Advances in Data Science

Author : Anonim
Publisher : Unknown
Page : 128 pages
File Size : 49,8 Mb
Release : 2021
Category : Data mining
ISBN : 303051871X

Get Book

Advances in Data Science by Anonim Pdf

Big data and data science are transforming our world today in ways we could not have imagined at the beginning of the twenty-first century. The accompanying wave of innovation has sparked advances in healthcare, engineering, business, science, and human perception, among others. The tremendous advances in computing power and intelligent techniques have opened many opportunities for managing data and investigating data in virtually every field, and the scope of data science is expected to grow over the next decade. These future research achievements will solve old challenges and create new opportunities for growth and development. Thus, the research presented in this book is interdisciplinary and covers themes embracing emotions, artificial intelligence, robotics applications, sentiment analysis, smart city problems, assistive technologies, speech melody, and fall and abnormal behavior detection. The book is directed to the researchers, practitioners, professors and students interested in recent advances in methodologies and applications of data science. An introduction to the topic is provided, and research challenges and future research opportunities are highlighted throughout.

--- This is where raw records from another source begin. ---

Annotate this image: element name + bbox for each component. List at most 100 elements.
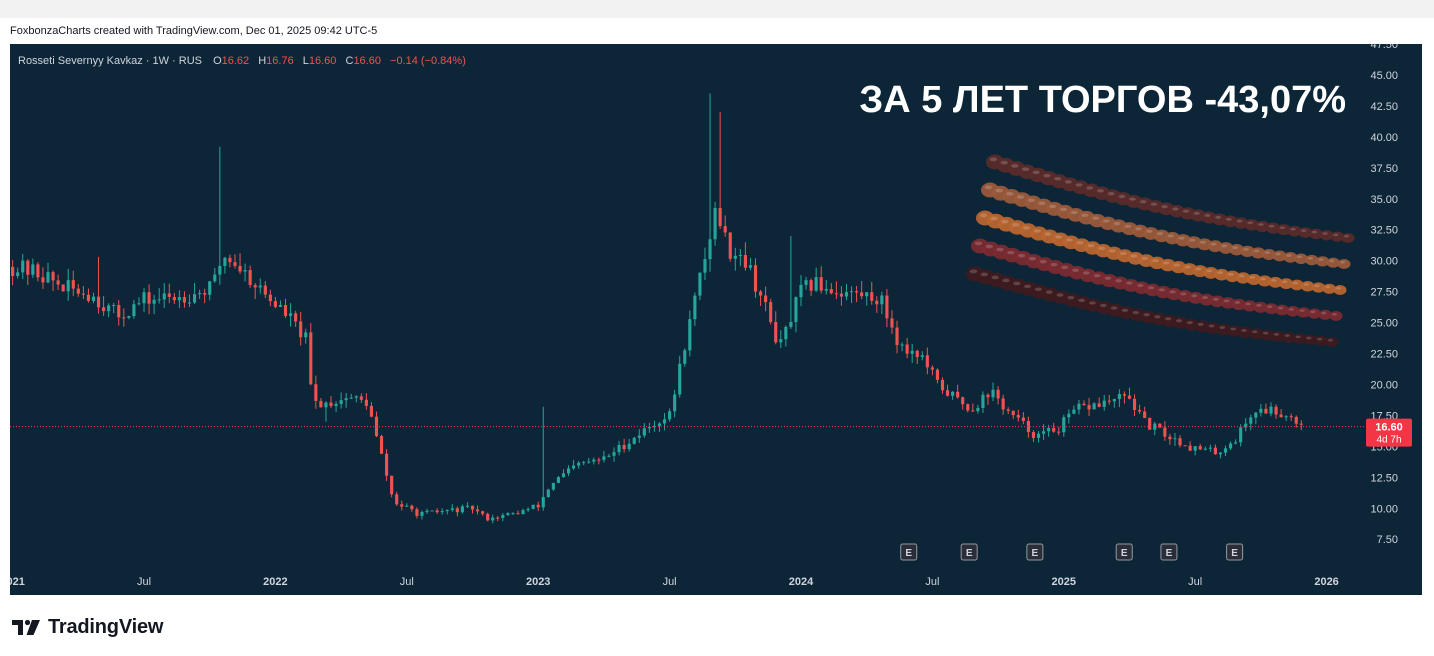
- candle-body: [531, 504, 535, 509]
- candle-body: [470, 505, 475, 510]
- x-tick-label: 2023: [526, 576, 550, 588]
- strand-highlight: [1301, 229, 1307, 232]
- strand-bead: [1276, 224, 1291, 236]
- strand-highlight: [1328, 339, 1333, 342]
- candle: [117, 300, 121, 326]
- candle: [597, 457, 601, 465]
- strand-bead: [1333, 285, 1347, 295]
- candle-body: [1153, 423, 1157, 430]
- candle-body: [1016, 415, 1020, 418]
- candle: [273, 296, 277, 309]
- candle-body: [450, 508, 454, 510]
- x-tick-label: Jul: [925, 576, 939, 588]
- candle: [309, 323, 313, 386]
- candle-body: [455, 508, 459, 513]
- strand-bead: [1238, 326, 1253, 339]
- candle: [728, 232, 732, 262]
- strand-bead: [1330, 231, 1344, 242]
- price-chart[interactable]: Rosseti Severnyy Kavkaz · 1W · RUS O16.6…: [10, 44, 1422, 595]
- strand-highlight: [1087, 243, 1095, 248]
- candle-body: [1208, 447, 1212, 449]
- candle: [334, 401, 338, 413]
- candle: [870, 281, 874, 305]
- candle: [1299, 420, 1303, 430]
- candle: [167, 283, 171, 304]
- candle: [572, 459, 576, 471]
- strand-highlight: [1011, 164, 1019, 168]
- candle-body: [122, 317, 126, 319]
- candle: [708, 93, 712, 272]
- candle-body: [733, 255, 737, 259]
- candle: [839, 286, 843, 306]
- strand-highlight: [1286, 254, 1292, 257]
- strand-bead: [1325, 337, 1339, 347]
- candle: [1198, 443, 1202, 451]
- candle-body: [1239, 427, 1243, 443]
- candle: [481, 510, 485, 516]
- candle-body: [930, 367, 934, 370]
- y-tick-label: 12.50: [1370, 472, 1398, 484]
- candle-body: [627, 443, 631, 450]
- strand-highlight: [1189, 238, 1196, 242]
- candle: [359, 393, 363, 403]
- candle: [475, 505, 480, 515]
- earnings-marker: E: [900, 543, 918, 561]
- candle-body: [1117, 394, 1121, 400]
- candle: [208, 281, 212, 301]
- candle: [930, 365, 934, 376]
- candle: [849, 286, 854, 303]
- strand-highlight: [1314, 284, 1320, 288]
- strand-bead: [1298, 227, 1313, 238]
- candle: [516, 510, 520, 515]
- candle-body: [693, 295, 697, 320]
- strand-bead: [1301, 281, 1315, 292]
- candle-body: [905, 344, 909, 354]
- candle-body: [304, 332, 308, 338]
- candle: [824, 280, 828, 295]
- candle: [278, 300, 283, 308]
- chart-credit: FoxbonzaCharts created with TradingView.…: [10, 25, 378, 37]
- candle-body: [61, 284, 65, 292]
- time-axis[interactable]: 2021 Jul 2022 Jul 2023 Jul 2024 Jul 2025 Jul 2026: [10, 576, 1339, 588]
- strand-highlight: [1081, 213, 1089, 218]
- candle-body: [1082, 403, 1086, 406]
- strand-highlight: [1172, 207, 1179, 211]
- candle: [132, 299, 136, 319]
- candle-body: [203, 293, 207, 295]
- strand-highlight: [1154, 315, 1161, 319]
- strand-highlight: [1137, 283, 1144, 288]
- strand-highlight: [1279, 226, 1286, 230]
- candle: [142, 288, 146, 313]
- strand-highlight: [1292, 281, 1299, 285]
- candle: [855, 285, 859, 303]
- strand-highlight: [1165, 317, 1172, 321]
- candle: [11, 260, 15, 286]
- candle-body: [844, 292, 849, 297]
- candle: [147, 284, 151, 315]
- candle: [1087, 397, 1091, 417]
- candle-body: [167, 293, 171, 297]
- strand-highlight: [1284, 334, 1290, 337]
- candle-body: [435, 510, 439, 513]
- strand-highlight: [1245, 302, 1252, 306]
- strand-highlight: [1325, 285, 1331, 289]
- y-tick-label: 40.00: [1370, 132, 1398, 144]
- strand-highlight: [1321, 311, 1327, 315]
- candle-body: [662, 419, 667, 424]
- earnings-marker: E: [1226, 543, 1244, 561]
- candle-body: [910, 350, 914, 354]
- candle: [304, 328, 308, 344]
- strand-highlight: [1176, 319, 1183, 323]
- candle: [61, 284, 65, 292]
- candle-body: [1188, 445, 1192, 451]
- strand-highlight: [1267, 305, 1273, 309]
- candle: [743, 242, 747, 271]
- candle-body: [1057, 431, 1061, 433]
- strand-highlight: [1028, 256, 1036, 261]
- strand: [981, 182, 1351, 269]
- candle: [1213, 444, 1217, 455]
- strand-highlight: [1262, 331, 1269, 335]
- candle-body: [86, 294, 90, 301]
- candle: [976, 404, 980, 414]
- strand-bead: [1314, 335, 1328, 346]
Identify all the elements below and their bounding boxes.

Handbook of Research on Applied Data Science and Artificial Intelligence in Business and Industry

Author : Chkoniya, Valentina
Publisher : IGI Global
Page : 653 pages
File Size : 52,9 Mb
Release : 2021-06-25
Category : Computers
ISBN : 9781799869863

Get Book

Handbook of Research on Applied Data Science and Artificial Intelligence in Business and Industry by Chkoniya, Valentina Pdf

The contemporary world lives on the data produced at an unprecedented speed through social networks and the internet of things (IoT). Data has been called the new global currency, and its rise is transforming entire industries, providing a wealth of opportunities. Applied data science research is necessary to derive useful information from big data for the effective and efficient utilization to solve real-world problems. A broad analytical set allied with strong business logic is fundamental in today’s corporations. Organizations work to obtain competitive advantage by analyzing the data produced within and outside their organizational limits to support their decision-making processes. This book aims to provide an overview of the concepts, tools, and techniques behind the fields of data science and artificial intelligence (AI) applied to business and industries. The Handbook of Research on Applied Data Science and Artificial Intelligence in Business and Industry discusses all stages of data science to AI and their application to real problems across industries—from science and engineering to academia and commerce. This book brings together practice and science to build successful data solutions, showing how to uncover hidden patterns and leverage them to improve all aspects of business performance by making sense of data from both web and offline environments. Covering topics including applied AI, consumer behavior analytics, and machine learning, this text is essential for data scientists, IT specialists, managers, executives, software and computer engineers, researchers, practitioners, academicians, and students.